From May 2023, Egilsstaðir Airport was planned to have scheduled international flights again with Condor, a German holiday-carrier, starting flights to Frankfurt. These plans were cancelled two months before the start of the route, Condor citing weak demand.

==Airlines and destinations==
The following airlines operate regular scheduled and charter flights at Egilsstaðir Airport:

| Airlines | Destinations |
|---|---|
| Icelandair | Reykjavík |

==Ground transport==
The airport is located approximately 2 km from the town of Egilsstaðir, which is approximately a 25 minute walk or 2 minute car trip. The town of Egilsstaðir is the largest in Eastern Iceland, and the airport serves as a gateway to the region. The airport is located on the ring road (Route 1).

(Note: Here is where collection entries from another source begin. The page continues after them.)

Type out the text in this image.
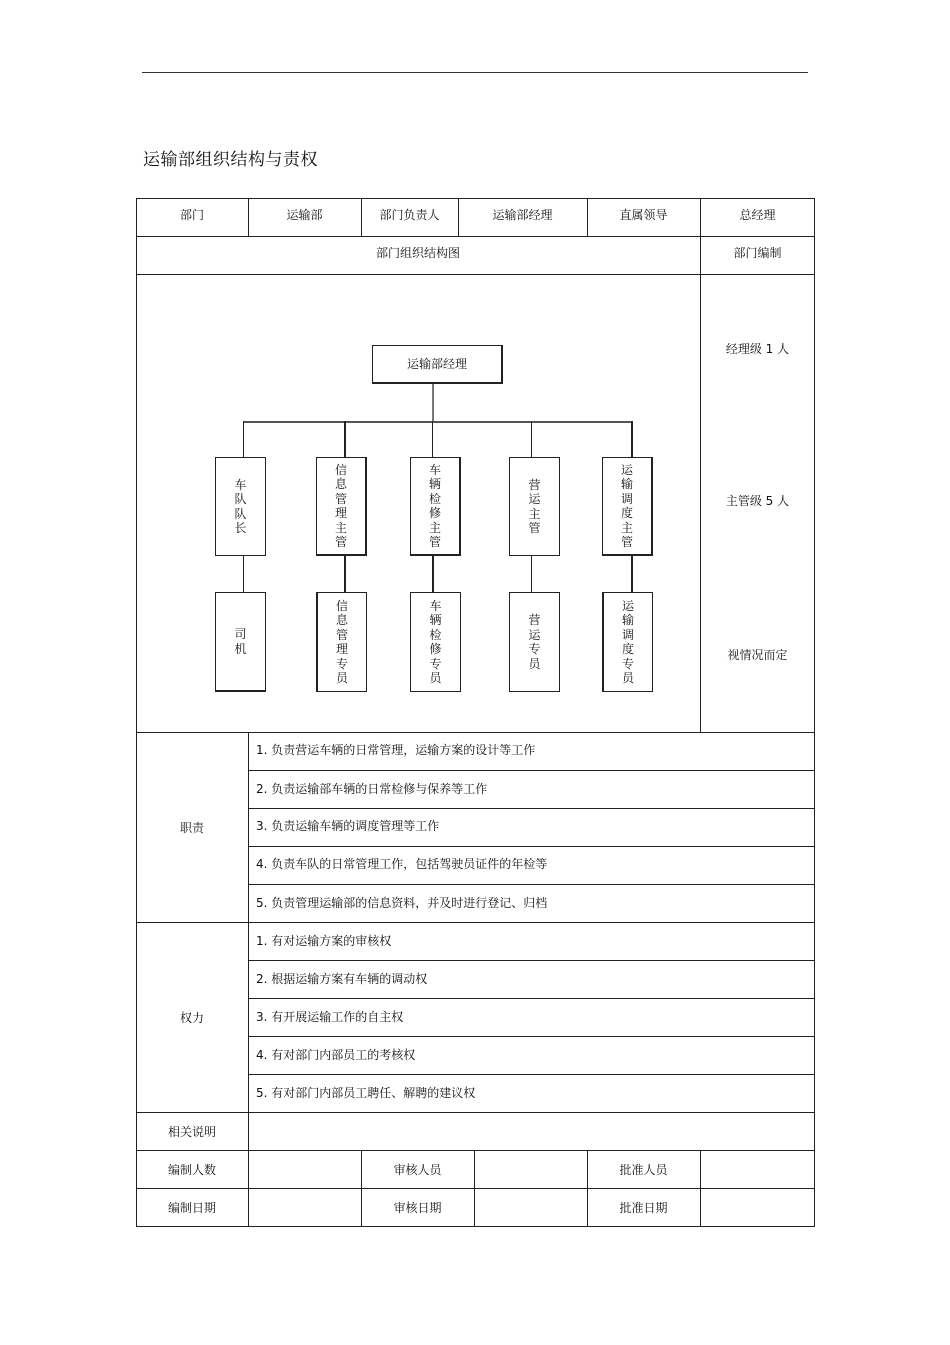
运输部组织结构与责权
部门	运输部	部门负责人	运输部经理	直属领导	总经理
部门组织结构图	部门编制
经理级 1 人
主管级 5 人
视情况而定
运输部经理
车
队
队
长
信
息
管
理
主
管
车
辆
检
修
主
管
营
运
主
管
运
输
调
度
主
管
司
机
信
息
管
理
专
员
车
辆
检
修
专
员
营
运
专
员
运
输
调
度
专
员
职责
1. 负责营运车辆的日常管理，运输方案的设计等工作
2. 负责运输部车辆的日常检修与保养等工作
3. 负责运输车辆的调度管理等工作
4. 负责车队的日常管理工作，包括驾驶员证件的年检等
5. 负责管理运输部的信息资料，并及时进行登记、归档
权力
1. 有对运输方案的审核权
2. 根据运输方案有车辆的调动权
3. 有开展运输工作的自主权
4. 有对部门内部员工的考核权
5. 有对部门内部员工聘任、解聘的建议权
相关说明
编制人数	审核人员	批准人员
编制日期	审核日期	批准日期
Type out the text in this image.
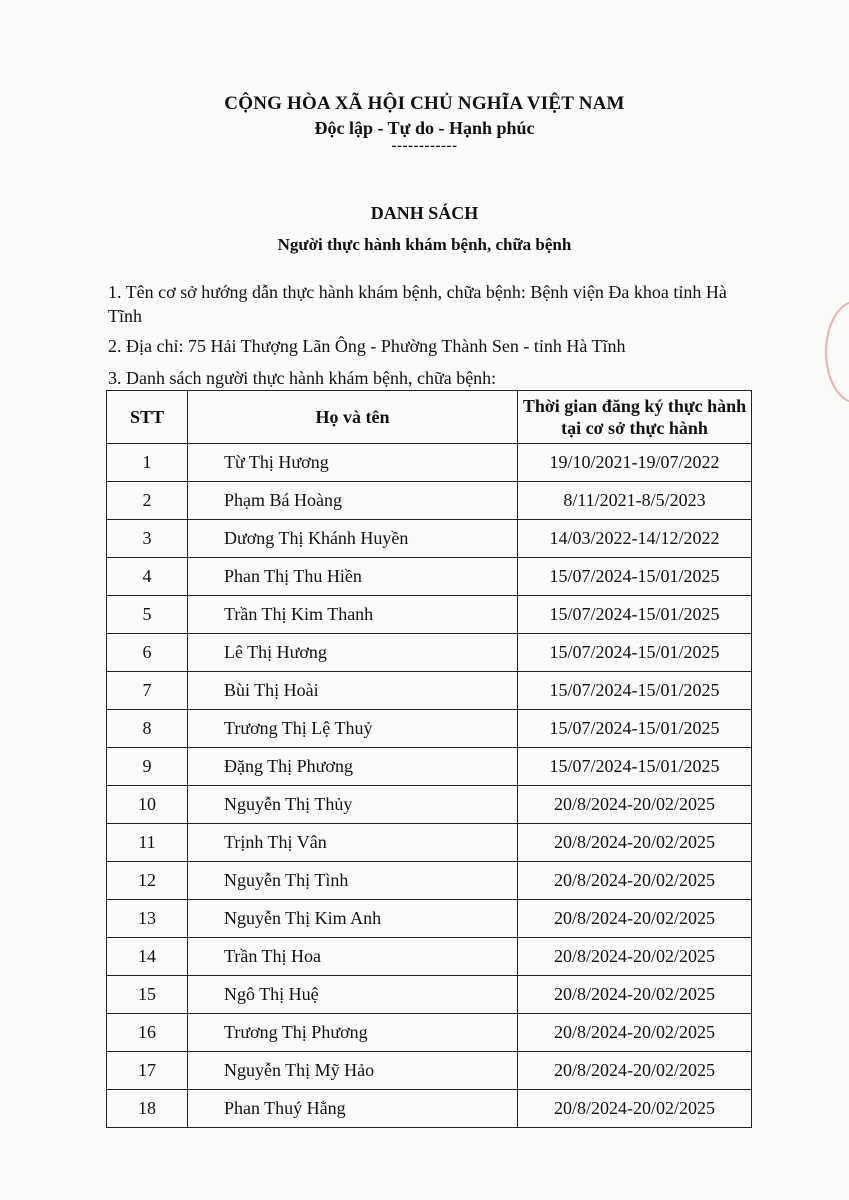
CỘNG HÒA XÃ HỘI CHỦ NGHĨA VIỆT NAM
Độc lập - Tự do - Hạnh phúc
------------
DANH SÁCH
Người thực hành khám bệnh, chữa bệnh
1. Tên cơ sở hướng dẫn thực hành khám bệnh, chữa bệnh: Bệnh viện Đa khoa tỉnh Hà Tĩnh
2. Địa chỉ: 75 Hải Thượng Lãn Ông - Phường Thành Sen - tỉnh Hà Tĩnh
3. Danh sách người thực hành khám bệnh, chữa bệnh:
STT	Họ và tên	Thời gian đăng ký thực hành
tại cơ sở thực hành
1	Từ Thị Hương	19/10/2021-19/07/2022
2	Phạm Bá Hoàng	8/11/2021-8/5/2023
3	Dương Thị Khánh Huyền	14/03/2022-14/12/2022
4	Phan Thị Thu Hiền	15/07/2024-15/01/2025
5	Trần Thị Kim Thanh	15/07/2024-15/01/2025
6	Lê Thị Hương	15/07/2024-15/01/2025
7	Bùi Thị Hoài	15/07/2024-15/01/2025
8	Trương Thị Lệ Thuỷ	15/07/2024-15/01/2025
9	Đặng Thị Phương	15/07/2024-15/01/2025
10	Nguyễn Thị Thủy	20/8/2024-20/02/2025
11	Trịnh Thị Vân	20/8/2024-20/02/2025
12	Nguyễn Thị Tình	20/8/2024-20/02/2025
13	Nguyễn Thị Kim Anh	20/8/2024-20/02/2025
14	Trần Thị Hoa	20/8/2024-20/02/2025
15	Ngô Thị Huệ	20/8/2024-20/02/2025
16	Trương Thị Phương	20/8/2024-20/02/2025
17	Nguyễn Thị Mỹ Hảo	20/8/2024-20/02/2025
18	Phan Thuý Hằng	20/8/2024-20/02/2025
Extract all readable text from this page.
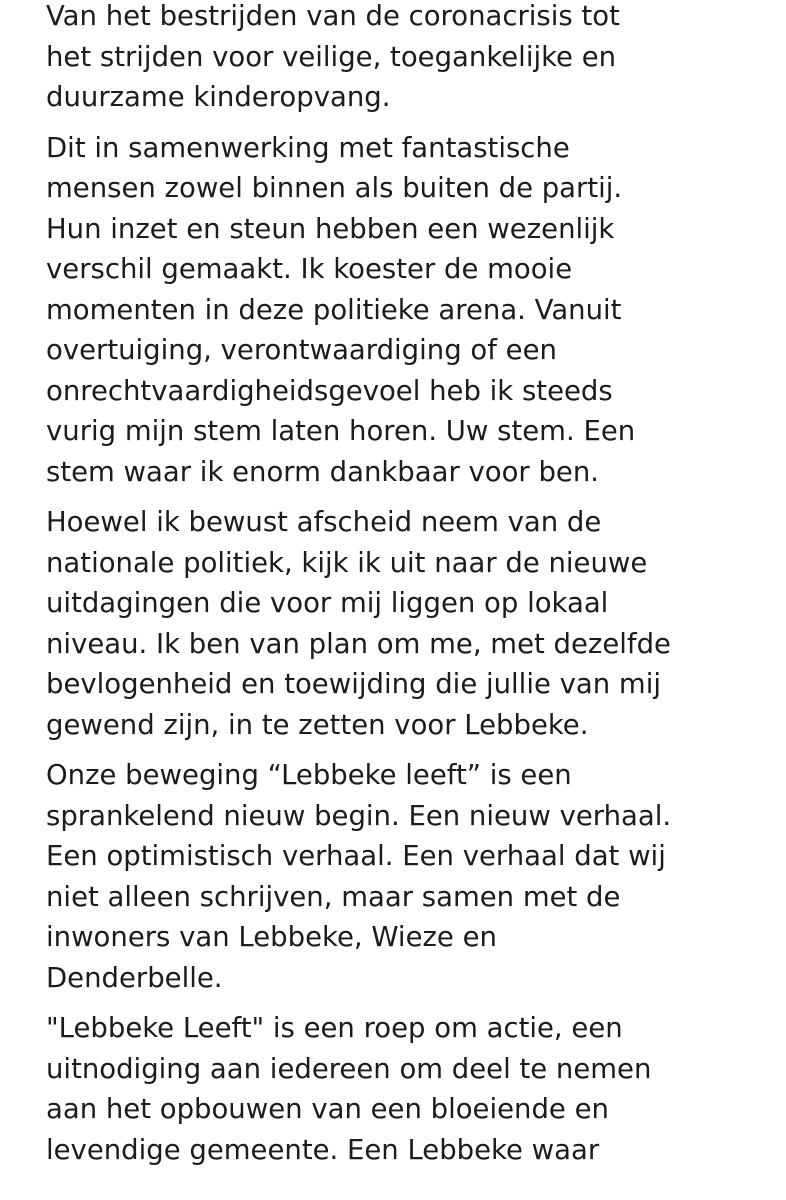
Van het bestrijden van de coronacrisis tot
het strijden voor veilige, toegankelijke en
duurzame kinderopvang.
Dit in samenwerking met fantastische
mensen zowel binnen als buiten de partij.
Hun inzet en steun hebben een wezenlijk
verschil gemaakt. Ik koester de mooie
momenten in deze politieke arena. Vanuit
overtuiging, verontwaardiging of een
onrechtvaardigheidsgevoel heb ik steeds
vurig mijn stem laten horen. Uw stem. Een
stem waar ik enorm dankbaar voor ben.
Hoewel ik bewust afscheid neem van de
nationale politiek, kijk ik uit naar de nieuwe
uitdagingen die voor mij liggen op lokaal
niveau. Ik ben van plan om me, met dezelfde
bevlogenheid en toewijding die jullie van mij
gewend zijn, in te zetten voor Lebbeke.
Onze beweging “Lebbeke leeft” is een
sprankelend nieuw begin. Een nieuw verhaal.
Een optimistisch verhaal. Een verhaal dat wij
niet alleen schrijven, maar samen met de
inwoners van Lebbeke, Wieze en
Denderbelle.
"Lebbeke Leeft" is een roep om actie, een
uitnodiging aan iedereen om deel te nemen
aan het opbouwen van een bloeiende en
levendige gemeente. Een Lebbeke waar
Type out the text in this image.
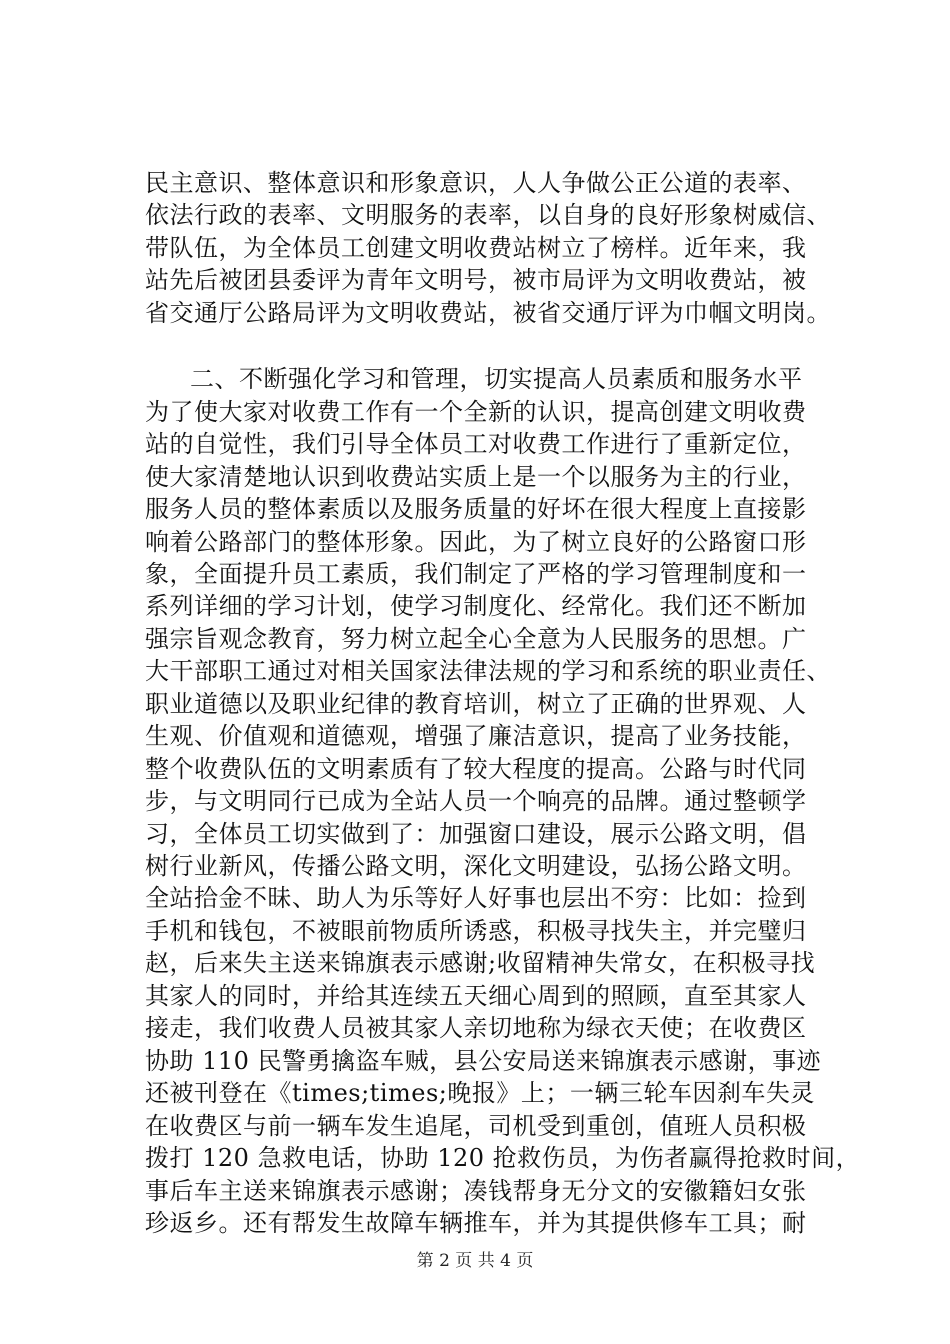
民主意识、整体意识和形象意识，人人争做公正公道的表率、
依法行政的表率、文明服务的表率，以自身的良好形象树威信、
带队伍，为全体员工创建文明收费站树立了榜样。近年来，我
站先后被团县委评为青年文明号，被市局评为文明收费站，被
省交通厅公路局评为文明收费站，被省交通厅评为巾帼文明岗。
二、不断强化学习和管理，切实提高人员素质和服务水平
为了使大家对收费工作有一个全新的认识，提高创建文明收费
站的自觉性，我们引导全体员工对收费工作进行了重新定位，
使大家清楚地认识到收费站实质上是一个以服务为主的行业，
服务人员的整体素质以及服务质量的好坏在很大程度上直接影
响着公路部门的整体形象。因此，为了树立良好的公路窗口形
象，全面提升员工素质，我们制定了严格的学习管理制度和一
系列详细的学习计划，使学习制度化、经常化。我们还不断加
强宗旨观念教育，努力树立起全心全意为人民服务的思想。广
大干部职工通过对相关国家法律法规的学习和系统的职业责任、
职业道德以及职业纪律的教育培训，树立了正确的世界观、人
生观、价值观和道德观，增强了廉洁意识，提高了业务技能，
整个收费队伍的文明素质有了较大程度的提高。公路与时代同
步，与文明同行已成为全站人员一个响亮的品牌。通过整顿学
习，全体员工切实做到了：加强窗口建设，展示公路文明，倡
树行业新风，传播公路文明，深化文明建设，弘扬公路文明。
全站拾金不昧、助人为乐等好人好事也层出不穷：比如：捡到
手机和钱包，不被眼前物质所诱惑，积极寻找失主，并完璧归
赵，后来失主送来锦旗表示感谢;收留精神失常女，在积极寻找
其家人的同时，并给其连续五天细心周到的照顾，直至其家人
接走，我们收费人员被其家人亲切地称为绿衣天使；在收费区
协助 110 民警勇擒盗车贼，县公安局送来锦旗表示感谢，事迹
还被刊登在《times;times;晚报》上；一辆三轮车因刹车失灵
在收费区与前一辆车发生追尾，司机受到重创，值班人员积极
拨打 120 急救电话，协助 120 抢救伤员，为伤者赢得抢救时间，
事后车主送来锦旗表示感谢；凑钱帮身无分文的安徽籍妇女张
珍返乡。还有帮发生故障车辆推车，并为其提供修车工具；耐
第 2 页 共 4 页
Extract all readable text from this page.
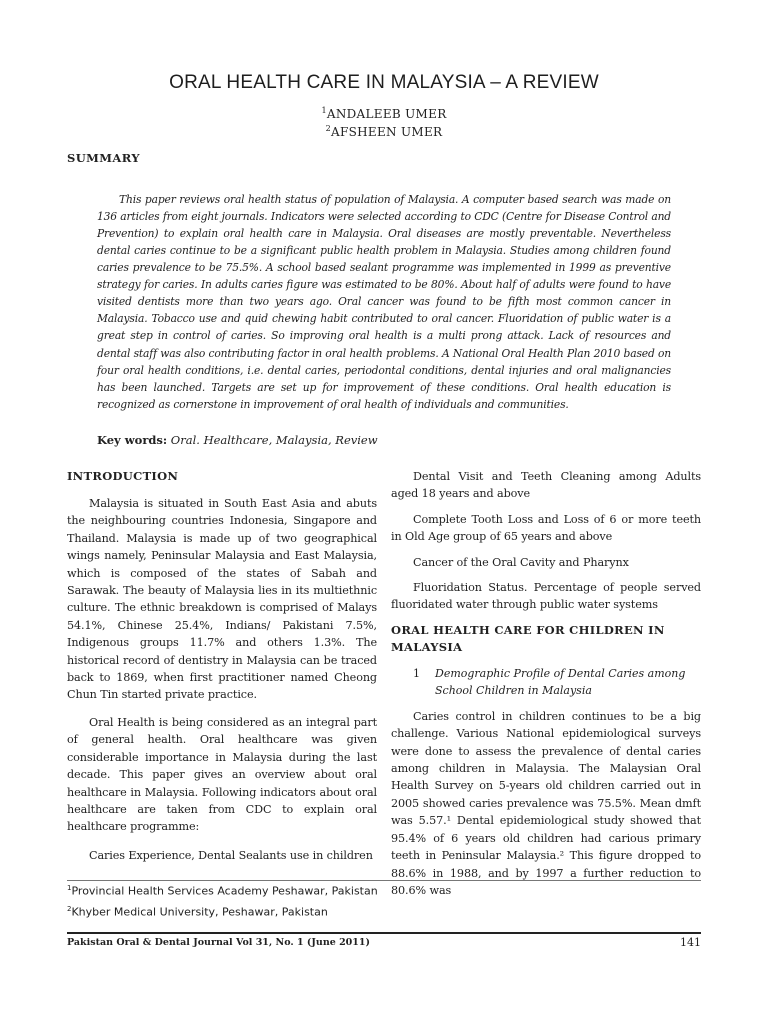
ORAL HEALTH CARE IN MALAYSIA – A REVIEW
$^1$ANDALEEB UMER
$^2$AFSHEEN UMER
SUMMARY

This paper reviews oral health status of population of Malaysia. A computer based search was made on 136 articles from eight journals. Indicators were selected according to CDC (Centre for Disease Control and Prevention) to explain oral health care in Malaysia. Oral diseases are mostly preventable. Nevertheless dental caries continue to be a significant public health problem in Malaysia. Studies among children found caries prevalence to be 75.5%. A school based sealant programme was implemented in 1999 as preventive strategy for caries. In adults caries figure was estimated to be 80%. About half of adults were found to have visited dentists more than two years ago. Oral cancer was found to be fifth most common cancer in Malaysia. Tobacco use and quid chewing habit contributed to oral cancer. Fluoridation of public water is a great step in control of caries. So improving oral health is a multi prong attack. Lack of resources and dental staff was also contributing factor in oral health problems. A National Oral Health Plan 2010 based on four oral health conditions, i.e. dental caries, periodontal conditions, dental injuries and oral malignancies has been launched. Targets are set up for improvement of these conditions. Oral health education is recognized as cornerstone in improvement of oral health of individuals and communities.

Key words: Oral. Healthcare, Malaysia, Review
INTRODUCTION

Malaysia is situated in South East Asia and abuts the neighbouring countries Indonesia, Singapore and Thailand. Malaysia is made up of two geographical wings namely, Peninsular Malaysia and East Malaysia, which is composed of the states of Sabah and Sarawak. The beauty of Malaysia lies in its multiethnic culture. The ethnic breakdown is comprised of Malays 54.1%, Chinese 25.4%, Indians/ Pakistani 7.5%, Indigenous groups 11.7% and others 1.3%. The historical record of dentistry in Malaysia can be traced back to 1869, when first practitioner named Cheong Chun Tin started private practice.

Oral Health is being considered as an integral part of general health. Oral healthcare was given considerable importance in Malaysia during the last decade. This paper gives an overview about oral healthcare in Malaysia. Following indicators about oral healthcare are taken from CDC to explain oral healthcare programme:

Caries Experience, Dental Sealants use in children

Dental Visit and Teeth Cleaning among Adults aged 18 years and above

Complete Tooth Loss and Loss of 6 or more teeth in Old Age group of 65 years and above

Cancer of the Oral Cavity and Pharynx

Fluoridation Status. Percentage of people served fluoridated water through public water systems

ORAL HEALTH CARE FOR CHILDREN IN MALAYSIA
1 Demographic Profile of Dental Caries among School Children in Malaysia

Caries control in children continues to be a big challenge. Various National epidemiological surveys were done to assess the prevalence of dental caries among children in Malaysia. The Malaysian Oral Health Survey on 5-years old children carried out in 2005 showed caries prevalence was 75.5%. Mean dmft was 5.57.¹ Dental epidemiological study showed that 95.4% of 6 years old children had carious primary teeth in Peninsular Malaysia.² This figure dropped to 88.6% in 1988, and by 1997 a further reduction to 80.6% was

$^1$Provincial Health Services Academy Peshawar, Pakistan
$^2$Khyber Medical University, Peshawar, Pakistan
Pakistan Oral & Dental Journal Vol 31, No. 1 (June 2011)	141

The towns of Seyðisfjörður, Neskaupstaður, Reyðarfjörður, Stöðvarfjörður, Eskifjörður and Fáskúrðsfjörður in the eastfjords are less than an hour away by car. The eastern highlands of Iceland as well as the towns of Bakkafjörður and Djúpivogur are also in the wider vicinity.

Taxis are available at the airport. The airport has several car rental options available, such as Höldur/Europcar, Hertz, Avis and Budget.

=== Buses ===
Strætó bs. operates two public bus routes from Egilsstaðir airport, all of which pass through the town of Egilsstaðir. One route goes to Neskaupstaður via Reyðarfjörður and Eskifjörður. The other goes to Seyðisfjörður. Each route is only operated twice per day, as of 2024.